Alfonsín hace un esfuerzo muy grande por demostrar que existía en el país una cuestión constitucional pendiente, la incorporación de los derechos sociales, ignorados en su momento por la corriente que representó Alberdi. No hay tal cuestión pendiente. Los derechos sociales fueron incorporados en la reforma del ‘49 y luego en la del ‘57, sin que la mención a la “jubilación digna", el “derecho al trabajo", o el “salario mínimo vital y móvil" en la “Carta Magna”, permitiera torcer un milímetro el arrasamiento de estas conquistas por la burguesía. No existió problema constitucional, desde el momento que no se planteó un cambio de régimen social o político, sino un reforzamiento de las características despóticas del ya vigente.
Un acierto de Alfonsín
Como se sabe, la reforma constitucional tomó la forma de una clara conspiración contra el pueblo. El Pacto de Olivos previo, en su parte final, que las reformas antidemocráticas fueran votadas obligatoriamente y en bloque. La Convención quedó así, convertida en mera oficina de registro de ese acuerdo y de la votación en el Congreso.

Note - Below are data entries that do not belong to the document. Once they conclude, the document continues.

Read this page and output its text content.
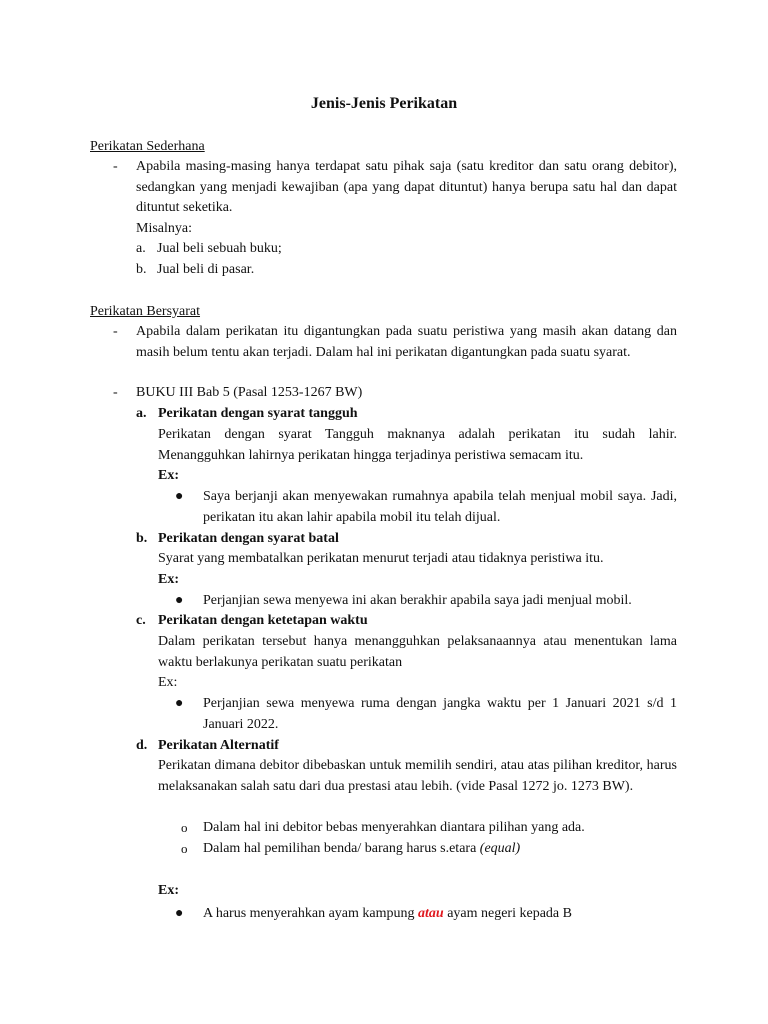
Jenis-Jenis Perikatan
Perikatan Sederhana
- Apabila masing-masing hanya terdapat satu pihak saja (satu kreditor dan satu orang debitor), sedangkan yang menjadi kewajiban (apa yang dapat dituntut) hanya berupa satu hal dan dapat dituntut seketika.
Misalnya:
a. Jual beli sebuah buku;
b. Jual beli di pasar.
Perikatan Bersyarat
- Apabila dalam perikatan itu digantungkan pada suatu peristiwa yang masih akan datang dan masih belum tentu akan terjadi. Dalam hal ini perikatan digantungkan pada suatu syarat.
- BUKU III Bab 5 (Pasal 1253-1267 BW)
a. Perikatan dengan syarat tangguh
Perikatan dengan syarat Tangguh maknanya adalah perikatan itu sudah lahir. Menangguhkan lahirnya perikatan hingga terjadinya peristiwa semacam itu.
Ex:
● Saya berjanji akan menyewakan rumahnya apabila telah menjual mobil saya. Jadi, perikatan itu akan lahir apabila mobil itu telah dijual.
b. Perikatan dengan syarat batal
Syarat yang membatalkan perikatan menurut terjadi atau tidaknya peristiwa itu.
Ex:
● Perjanjian sewa menyewa ini akan berakhir apabila saya jadi menjual mobil.
c. Perikatan dengan ketetapan waktu
Dalam perikatan tersebut hanya menangguhkan pelaksanaannya atau menentukan lama waktu berlakunya perikatan suatu perikatan
Ex:
● Perjanjian sewa menyewa ruma dengan jangka waktu per 1 Januari 2021 s/d 1 Januari 2022.
d. Perikatan Alternatif
Perikatan dimana debitor dibebaskan untuk memilih sendiri, atau atas pilihan kreditor, harus melaksanakan salah satu dari dua prestasi atau lebih. (vide Pasal 1272 jo. 1273 BW).
o Dalam hal ini debitor bebas menyerahkan diantara pilihan yang ada.
o Dalam hal pemilihan benda/ barang harus s.etara (equal)
Ex:
● A harus menyerahkan ayam kampung atau ayam negeri kepada B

Frente a la posición de Norberto Laporta y otros convencionales (Frepaso), mocionando la votación punto por punto, Alfonsín responde: "si hubiera sido cierto que el Congreso se había extralimitado, que la Convención Constituyente no podía sesionar con estas reglas, la única solución posible sería declarar que no había Convención Constituyente" (pág. 358).
Y revela, elogiándolos, la conducta de los hombres del Frepaso. Por referencia a lo que Alfonsín llama el “ala derecha" de la Constituyente, “particularmente dura con el Pacto de Olivos", los expositores del Frepaso "tuvieron interés en diferenciarse de esa posición". "El convencional Carlos Alvarez se preocupó por señalar que no demonizaban el pacto… que si se lograba una justicia independiente, controles al poder y una Constitución de mejores y más derechos, eso se iba a reflejar en una sociedad… más justa. No podía abortarse el constitucionalismo social…" (pág. 340).
Pero, finalmente, como plantea Alfonsín, "el juramento unánime de los convencionales al nuevo texto de la Constitución Nacional simboliza, desde el punto de vista político, que la controversia resultó abstracta” (pág. 360). Todos votaron, la ‘oposición’ radical y los representantes de Alianza Sur (hoy Alianza de Izquierda Popular) incluidos.